3. Road construction
Construction projects are notorious for causing traffic jams. While smaller projects require drivers to go slower and merge into another lane, larger-scale ones require vehicles to be diverted onto another route. Cars detouring onto alternate routes can bring heavier-than-normal traffic, leading to traffic jams.
4. Rush hour
When a sudden influx of cars enters the highway in a short amount of time, traffic jams are soon to follow. In many cities, the morning commute to work and the afternoon/early evening commute home are prime factors causing traffic jams.
5. Phantom traffic jams
A phantom traffic jam occurs when a car slows down while driving — either by quickly braking or not keeping up with traffic speed — on a busy roadway. The braking also causes vehicles behind it to slow down, and the chain reaction can lead to traffic tie-ups. In this way, it can seem like a traffic jam is happening for no apparent reason.

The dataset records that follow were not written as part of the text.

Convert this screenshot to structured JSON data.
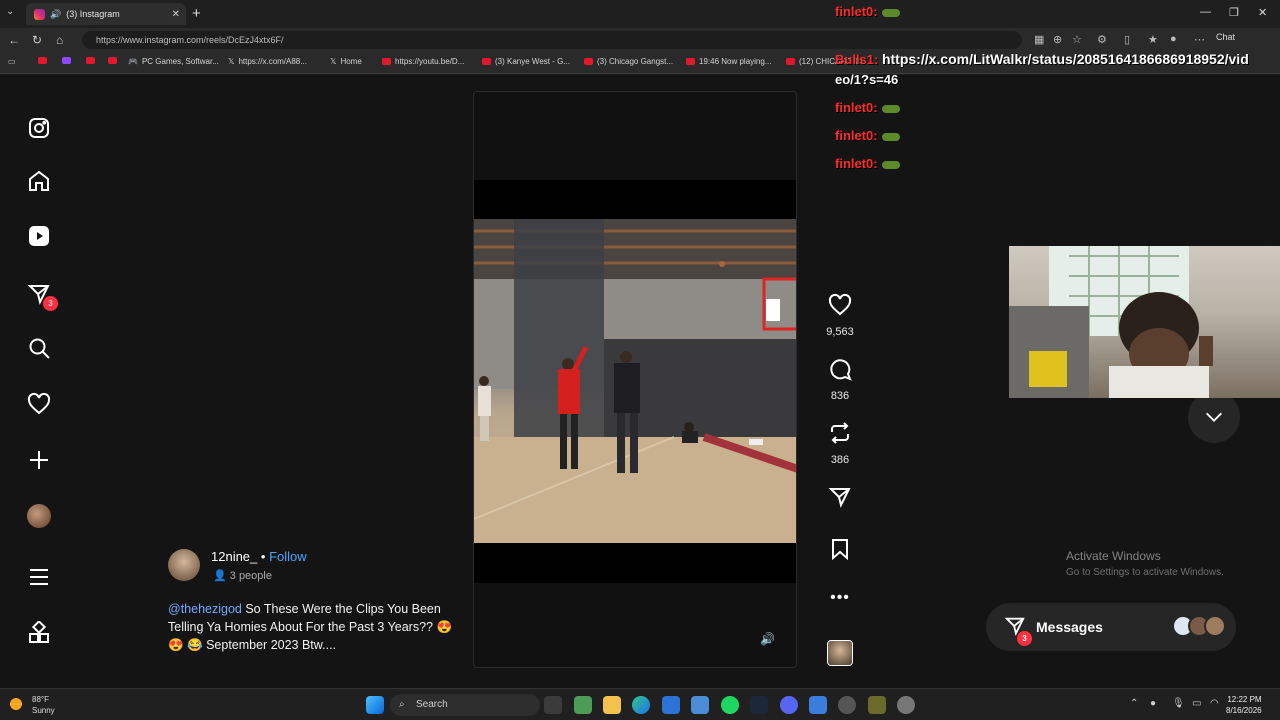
{
  "browser": {
    "tab_title": "(3) Instagram",
    "url": "https://www.instagram.com/reels/DcEzJ4xtx6F/",
    "chat_label": "Chat",
    "bookmarks": [
      "PC Games, Softwar...",
      "https://x.com/A88...",
      "Home",
      "https://youtu.be/D...",
      "(3) Kanye West - G...",
      "(3) Chicago Gangst...",
      "19:46 Now playing...",
      "(12) CHICAGO CL..."
    ]
  },
  "sidebar": {
    "items": [
      "instagram-logo",
      "home",
      "reels",
      "messages",
      "search",
      "notifications",
      "create",
      "profile",
      "more",
      "also-from-meta"
    ],
    "messages_badge": "3"
  },
  "reel": {
    "author": "12nine_",
    "separator": "•",
    "follow_label": "Follow",
    "people": "3 people",
    "caption_mention": "@thehezigod",
    "caption_text": " So These Were the Clips You Been Telling Ya Homies About For the Past 3 Years?? 😍 😍 😂 September 2023 Btw....",
    "likes": "9,563",
    "comments": "836",
    "reposts": "386"
  },
  "messages": {
    "label": "Messages",
    "badge": "3"
  },
  "overlay": {
    "chat_lines": [
      {
        "user": "finlet0:",
        "text": ""
      },
      {
        "user": "Bulls1:",
        "text": "https://x.com/LitWalkr/status/2085164186686918952/vid"
      },
      {
        "user": "",
        "text": "eo/1?s=46"
      },
      {
        "user": "finlet0:",
        "text": ""
      },
      {
        "user": "finlet0:",
        "text": ""
      },
      {
        "user": "finlet0:",
        "text": ""
      }
    ]
  },
  "watermark": {
    "line1": "Activate Windows",
    "line2": "Go to Settings to activate Windows."
  },
  "taskbar": {
    "weather_temp": "88°F",
    "weather_desc": "Sunny",
    "search_placeholder": "Search",
    "time": "12:22 PM",
    "date": "8/16/2026"
  }
}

Are traffic jams bad for your car?
Unfortunately, traffic jams are not only annoying to drivers (check out our tips for preventing road rage) and time-consuming to people on the road, but they can also be bad for your car. Driving in stop-and-go traffic might affect multiple aspects of your vehicle, including:
- Battery and alternator system
- Cooling system
- Engine performance
- Brake wear and tear
- Drive (serpentine) belt
- Fluid degradation
- Excess fuel usage
Which cities have the worst traffic jams?
Not surprisingly, some of the biggest cities in the country have some of the worst traffic. According to TheStreet, Chicago, Boston, New York City, Philadelphia, Miami, Los Angeles, and San Francisco all rank high on the list for traffic jams. In short, if you live in a densely populated area and want to drive, expect to spend many extra hours during a given year sitting in traffic.
Alternative forms of transportation might be your best bet to get around more efficiently: Consider taking the subway, riding your bike, or even walking if you don’t have too much to haul.